In this important case heard by the President of the Family Division concerning the independence of Guardians appointed to act for children in family cases, no fewer than 4 Members of Chambers were instructed. Adam Smith represented a County Council, Luisa Morelli was for the mother, Martin Downs (pro bono) was for the Guardian with whose opinion Cafcass management disagreed and Jane Peckham was for the Guardian who had been appointed in her place.
In his Judgment in Re TL (Children: Disputes between Cafcass and the Guardian)  EWHC given on 4 July 2011, the President of the Family Division supported the independence of Guardians appointed to act for Children in family cases and said that in the event of disagreement with Cafcass, the views of Cafcass management would not prevail but rather the competing positions should be put before the Court for their consideration.
This was a case concerning care proceedings brought by A County Council [ACC] concerning TL. At the initial hearing ACC sought an ICO and the removal of the child. This was opposed by the parents and the Children’s Guardian. After discussion at Court ACC modified their position and agreed to TL staying at home under an Interim Supervision Order. The Guardian argued that there should be an interim care order. The Court agreed and the order was made.

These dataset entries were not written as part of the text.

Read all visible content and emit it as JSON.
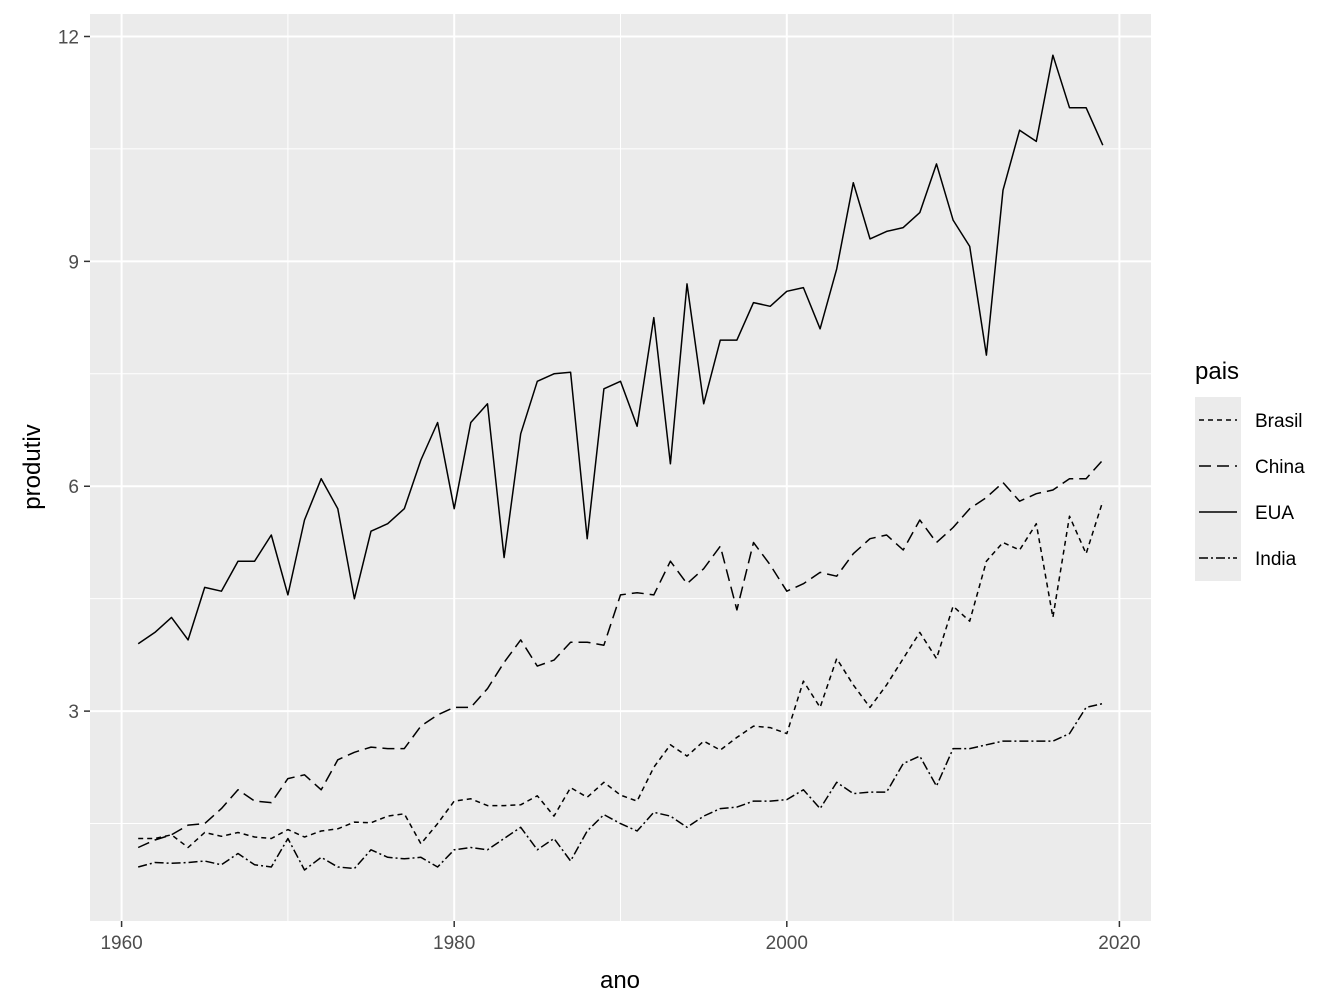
{
  "chart_data": {
    "type": "line",
    "xlabel": "ano",
    "ylabel": "produtiv",
    "xlim": [
      1958.1,
      2021.9
    ],
    "ylim": [
      0.2,
      12.3
    ],
    "x_ticks": [
      1960,
      1980,
      2000,
      2020
    ],
    "y_ticks": [
      3,
      6,
      9,
      12
    ],
    "grid": true,
    "legend": {
      "title": "pais",
      "position": "right"
    },
    "x": [
      1961,
      1962,
      1963,
      1964,
      1965,
      1966,
      1967,
      1968,
      1969,
      1970,
      1971,
      1972,
      1973,
      1974,
      1975,
      1976,
      1977,
      1978,
      1979,
      1980,
      1981,
      1982,
      1983,
      1984,
      1985,
      1986,
      1987,
      1988,
      1989,
      1990,
      1991,
      1992,
      1993,
      1994,
      1995,
      1996,
      1997,
      1998,
      1999,
      2000,
      2001,
      2002,
      2003,
      2004,
      2005,
      2006,
      2007,
      2008,
      2009,
      2010,
      2011,
      2012,
      2013,
      2014,
      2015,
      2016,
      2017,
      2018,
      2019
    ],
    "series": [
      {
        "name": "Brasil",
        "dash": "5,4",
        "values": [
          1.3,
          1.3,
          1.35,
          1.18,
          1.38,
          1.33,
          1.38,
          1.32,
          1.3,
          1.42,
          1.32,
          1.4,
          1.43,
          1.52,
          1.51,
          1.6,
          1.63,
          1.23,
          1.5,
          1.8,
          1.83,
          1.74,
          1.74,
          1.75,
          1.87,
          1.6,
          1.98,
          1.85,
          2.05,
          1.88,
          1.8,
          2.25,
          2.55,
          2.4,
          2.6,
          2.48,
          2.65,
          2.8,
          2.78,
          2.7,
          3.4,
          3.05,
          3.7,
          3.35,
          3.05,
          3.35,
          3.7,
          4.05,
          3.7,
          4.4,
          4.2,
          5.0,
          5.25,
          5.15,
          5.5,
          4.25,
          5.6,
          5.1,
          5.8
        ]
      },
      {
        "name": "China",
        "dash": "12,6",
        "values": [
          1.18,
          1.28,
          1.35,
          1.48,
          1.5,
          1.7,
          1.95,
          1.8,
          1.78,
          2.1,
          2.15,
          1.95,
          2.35,
          2.45,
          2.52,
          2.5,
          2.5,
          2.8,
          2.95,
          3.05,
          3.05,
          3.3,
          3.65,
          3.95,
          3.6,
          3.68,
          3.92,
          3.92,
          3.88,
          4.55,
          4.58,
          4.55,
          5.0,
          4.7,
          4.9,
          5.2,
          4.35,
          5.25,
          4.95,
          4.6,
          4.7,
          4.85,
          4.8,
          5.1,
          5.3,
          5.35,
          5.15,
          5.55,
          5.25,
          5.45,
          5.7,
          5.85,
          6.05,
          5.8,
          5.9,
          5.95,
          6.1,
          6.1,
          6.35
        ]
      },
      {
        "name": "EUA",
        "dash": "",
        "values": [
          3.9,
          4.05,
          4.25,
          3.95,
          4.65,
          4.6,
          5.0,
          5.0,
          5.35,
          4.55,
          5.55,
          6.1,
          5.7,
          4.5,
          5.4,
          5.5,
          5.7,
          6.35,
          6.85,
          5.7,
          6.85,
          7.1,
          5.05,
          6.7,
          7.4,
          7.5,
          7.52,
          5.3,
          7.3,
          7.4,
          6.8,
          8.25,
          6.3,
          8.7,
          7.1,
          7.95,
          7.95,
          8.45,
          8.4,
          8.6,
          8.65,
          8.1,
          8.9,
          10.05,
          9.3,
          9.4,
          9.45,
          9.65,
          10.3,
          9.55,
          9.2,
          7.75,
          9.95,
          10.75,
          10.6,
          11.75,
          11.05,
          11.05,
          10.55
        ]
      },
      {
        "name": "India",
        "dash": "9,3,2,3",
        "values": [
          0.92,
          0.98,
          0.97,
          0.98,
          1.0,
          0.95,
          1.1,
          0.95,
          0.92,
          1.3,
          0.88,
          1.05,
          0.92,
          0.9,
          1.15,
          1.05,
          1.03,
          1.05,
          0.92,
          1.15,
          1.18,
          1.15,
          1.3,
          1.45,
          1.15,
          1.3,
          1.0,
          1.4,
          1.62,
          1.5,
          1.4,
          1.65,
          1.6,
          1.45,
          1.6,
          1.7,
          1.72,
          1.8,
          1.8,
          1.82,
          1.95,
          1.7,
          2.05,
          1.9,
          1.92,
          1.92,
          2.3,
          2.4,
          2.0,
          2.5,
          2.5,
          2.55,
          2.6,
          2.6,
          2.6,
          2.6,
          2.7,
          3.05,
          3.1
        ]
      }
    ]
  }
}
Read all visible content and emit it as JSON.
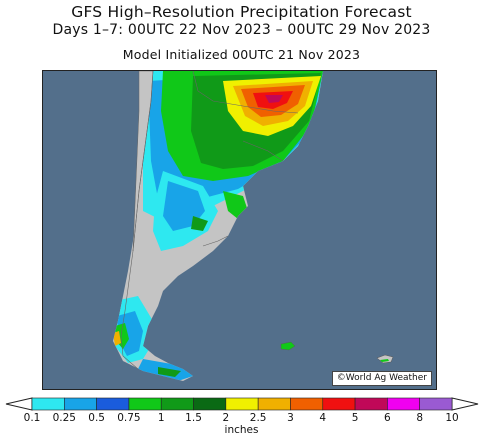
{
  "header": {
    "title": "GFS High–Resolution Precipitation Forecast",
    "subtitle": "Days 1–7: 00UTC 22 Nov 2023 – 00UTC 29 Nov 2023",
    "init_line": "Model Initialized 00UTC 21 Nov 2023"
  },
  "map": {
    "copyright": "©World Ag Weather",
    "ocean_color": "#536f8b",
    "land_color": "#c4c4c4"
  },
  "legend": {
    "units": "inches",
    "ticks": [
      "0.1",
      "0.25",
      "0.5",
      "0.75",
      "1",
      "1.5",
      "2",
      "2.5",
      "3",
      "4",
      "5",
      "6",
      "8",
      "10"
    ],
    "colors": [
      "#2ee8f0",
      "#18a4e8",
      "#1a5cdc",
      "#10c818",
      "#109a18",
      "#0a6a14",
      "#f0f000",
      "#f0b000",
      "#f06000",
      "#f01010",
      "#c00858",
      "#f000f0",
      "#9a5ad2"
    ]
  }
}
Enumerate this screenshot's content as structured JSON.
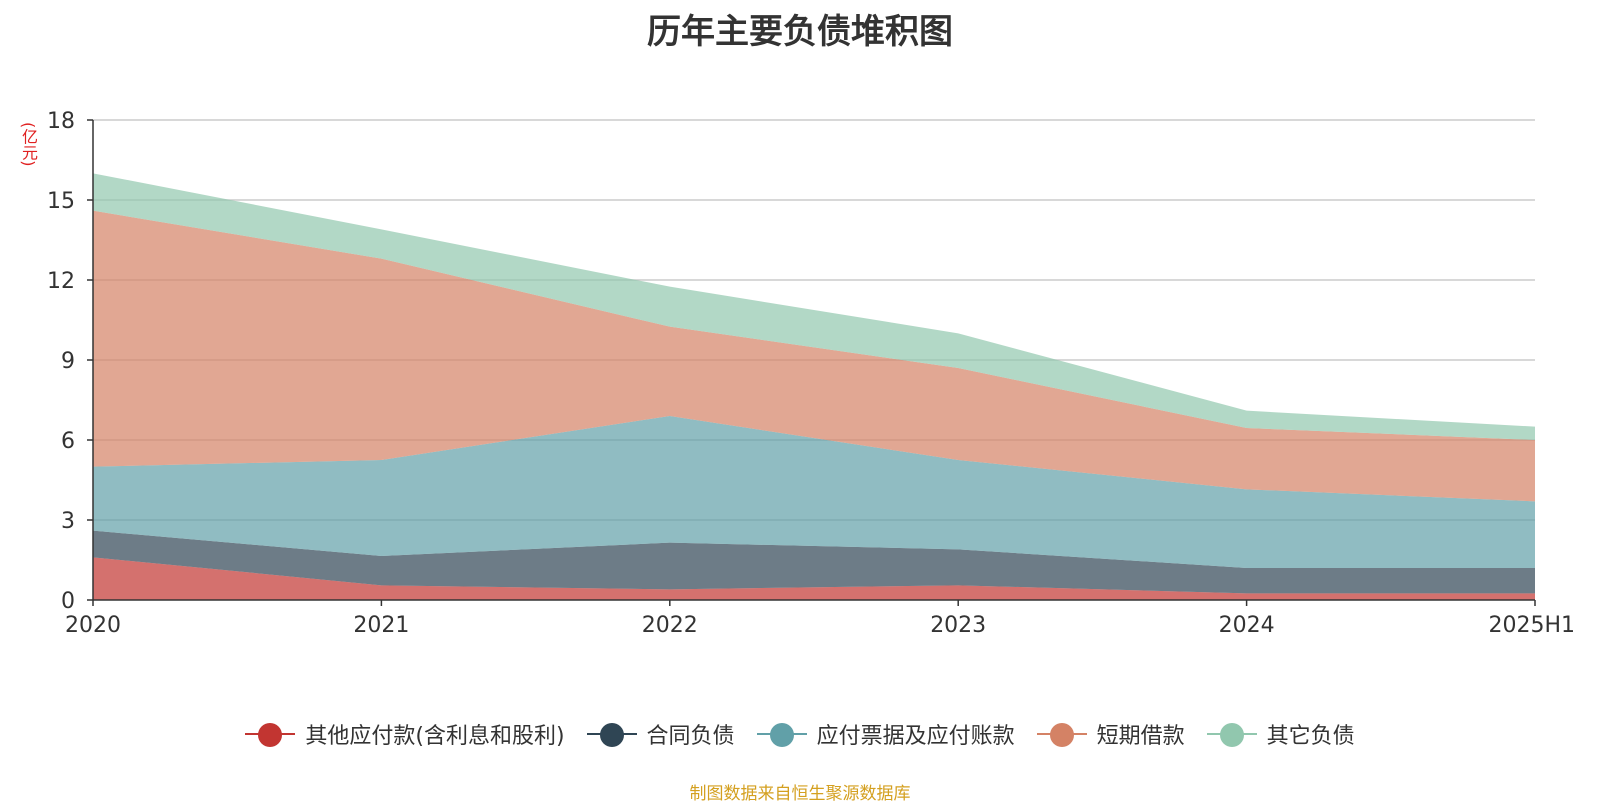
{
  "chart_data": {
    "type": "area",
    "title": "历年主要负债堆积图",
    "ylabel": "(亿元)",
    "categories": [
      "2020",
      "2021",
      "2022",
      "2023",
      "2024",
      "2025H1"
    ],
    "ylim": [
      0,
      18
    ],
    "yticks": [
      0,
      3,
      6,
      9,
      12,
      15,
      18
    ],
    "stacked": true,
    "grid": true,
    "legend_position": "bottom",
    "series": [
      {
        "name": "其他应付款(含利息和股利)",
        "color": "#c23531",
        "values": [
          1.6,
          0.55,
          0.4,
          0.55,
          0.25,
          0.25
        ]
      },
      {
        "name": "合同负债",
        "color": "#2f4554",
        "values": [
          1.0,
          1.1,
          1.75,
          1.35,
          0.95,
          0.95
        ]
      },
      {
        "name": "应付票据及应付账款",
        "color": "#61a0a8",
        "values": [
          2.4,
          3.6,
          4.75,
          3.35,
          2.95,
          2.5
        ]
      },
      {
        "name": "短期借款",
        "color": "#d48265",
        "values": [
          9.6,
          7.55,
          3.35,
          3.45,
          2.3,
          2.3
        ]
      },
      {
        "name": "其它负债",
        "color": "#91c7ae",
        "values": [
          1.4,
          1.1,
          1.5,
          1.3,
          0.65,
          0.5
        ]
      }
    ]
  },
  "footer": {
    "source": "制图数据来自恒生聚源数据库"
  }
}
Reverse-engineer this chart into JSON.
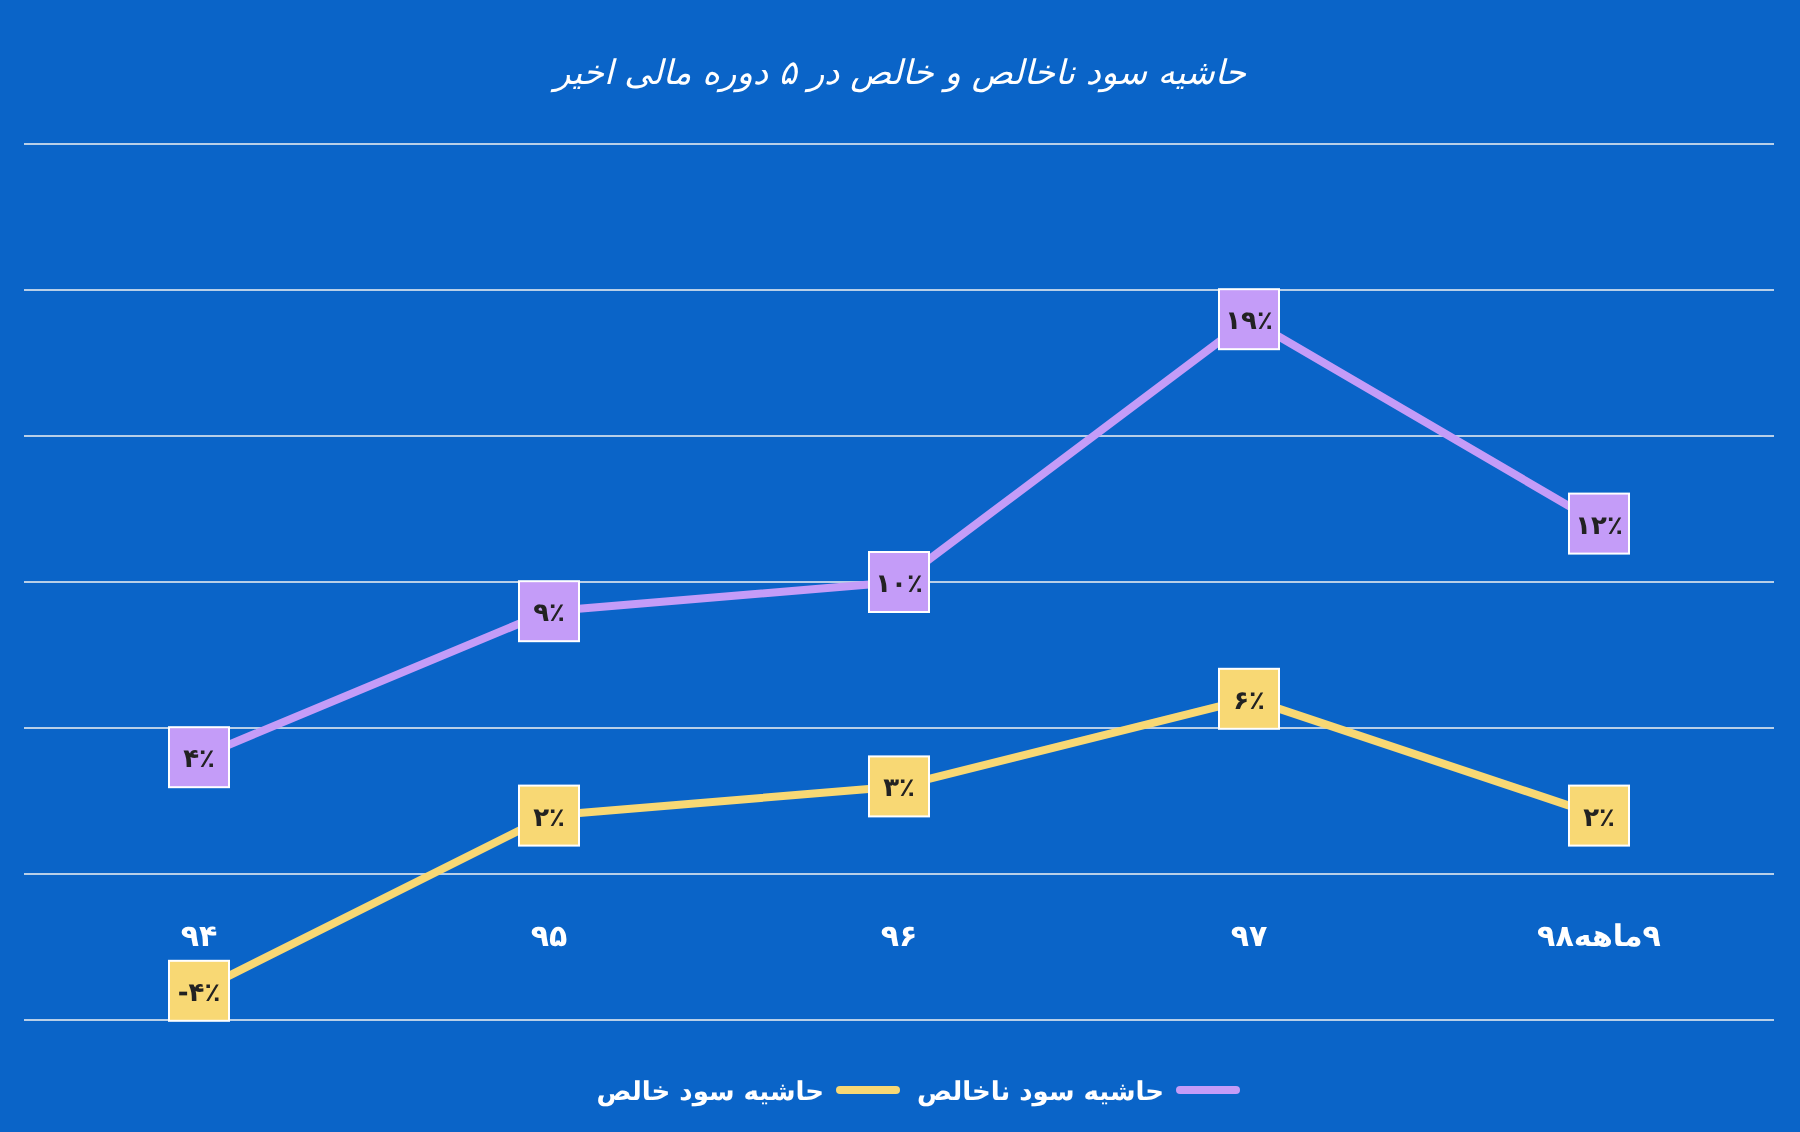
{
  "chart_data": {
    "type": "line",
    "title": "حاشیه سود ناخالص و خالص در ۵ دوره مالی اخیر",
    "categories": [
      "۹۴",
      "۹۵",
      "۹۶",
      "۹۷",
      "۹ماهه۹۸"
    ],
    "series": [
      {
        "name": "حاشیه سود ناخالص",
        "color": "#c49cf8",
        "values": [
          4,
          9,
          10,
          19,
          12
        ],
        "value_labels": [
          "۴٪",
          "۹٪",
          "۱۰٪",
          "۱۹٪",
          "۱۲٪"
        ]
      },
      {
        "name": "حاشیه سود خالص",
        "color": "#f8d874",
        "values": [
          -4,
          2,
          3,
          6,
          2
        ],
        "value_labels": [
          "-۴٪",
          "۲٪",
          "۳٪",
          "۶٪",
          "۲٪"
        ]
      }
    ],
    "ylim": [
      -5,
      25
    ],
    "yticks": [
      {
        "value": -5,
        "label": null
      },
      {
        "value": 0,
        "label": null
      },
      {
        "value": 5,
        "label": null
      },
      {
        "value": 10,
        "label": null
      },
      {
        "value": 15,
        "label": null
      },
      {
        "value": 20,
        "label": null
      },
      {
        "value": 25,
        "label": null
      }
    ],
    "tick_labels": "x",
    "grid": "y",
    "legend": "bottom",
    "marker": "square",
    "line_style": "solid"
  }
}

Upon their return to their open plan office, the social workers were overheard by an agency worker, X talking about their concerns. X took it upon herself to email a senior manager in Cafcass urging her to look at the case.
Senior Managers in ACC and Cafcass spoke to each other and Cafcass management then wrote to the Court but not to the parents or their lawyers informing them that the recommendations of the Guardian maybe unsafe and that the Guardian had “agreed” to be de-appointed. The Court appointed a new Guardian and the matter was then listed for a further hearing at which the parents became aware for the first time what was afoot. ACC subsequently decided not to challenge the placement of TL with the parents.
In his Judgment, the President, who described the issues as both Important and difficult said that it did not seem to him that CAFCASS obeyed its own rules, “It was not for CAFCASS to replace the guardian: it was not for CAFCASS to substitute its views for those of the guardian. The guardian may have been right – she may have been wrong. It does not seem to me – although I have not, quite deliberately, made findings of fact – that CAFCASS followed a transparent procedure. Added to which, of course, it was complicit in the failure to notify the parents of what was going on.”
The President stressed the independence of Children’s Guardians and the personal nature of their appointment as enshrined in section 41 of the Children Act 1989 and gave the following guidance:
Disputes between CAFCASS the body and the CAFCASS guardian appointed by the court under section 41 of the Act.
What should occur in care proceedings when there is an irrevocable disagreement between CAFCASS the body and the individual guardian appointed by the court under section 41 of the Act?
1. In the event of disagreement, the ultimate decision is not for CAFCASS nor for the guardian but for the court.
2. The issues should be placed transparently and fairly before the court, and the court’s decision on them invited.
3. There is nothing unhealthy or wrong about a disagreement between professionals in care proceedings. There is frequently no unequivocally right answer in such cases.
4. The President does not accept that, in the event of disagreement, it is automatically the view of the manager which will prevail (despite the wording of the CAFCASS Reporting to Court Handbook” of May 2010).
5. CAFCASS as a body are entitled to monitor the quality of the work which guardians undertake but this has to be balanced against the independence of the guardian appointed by the court.
6. The proper course, in the event of an irreconcilable difference of view, is for CAFCASS to apply to intervene, and for there to be placed transparently before the court the views of the guardian and the views of the manager, each explaining why the other is not to be preferred. The court will then decide. It may decide to replace the guardian: it may not. But the decision will be that of the court – as it should always be.
Discussions between the local authority and CAFCASS about “live” cases
7. Family law is multi-disciplinary and cooperative. It is inevitable and quite proper that officers of CAFCASS and members of the local authority will meet and discuss matters of mutual interest. The same applies to any professional body engaged in family proceedings. However, that where the topic under discussion is a “live” case – that is a case before the court – such conversations should be (a) rare; (b) strictly necessary for the proper progress of the case; (c) minuted; and (4) disclosed to all the other parties in the proceedings and available, if required, to the court.
The “Transparency” of CAFCASS Reporting
8. The President rejected the argument that there was an absence of transparency in the process by which CAFCASS guardians place their recommendations before the court. The reasoning of the CAFCASS guardian, whether given orally or in writing is always open to challenge in cross-examination, which can always go to method. Added to which, of course, where the report is in writing, good practice requires the investigative and reasoning processes to be set out.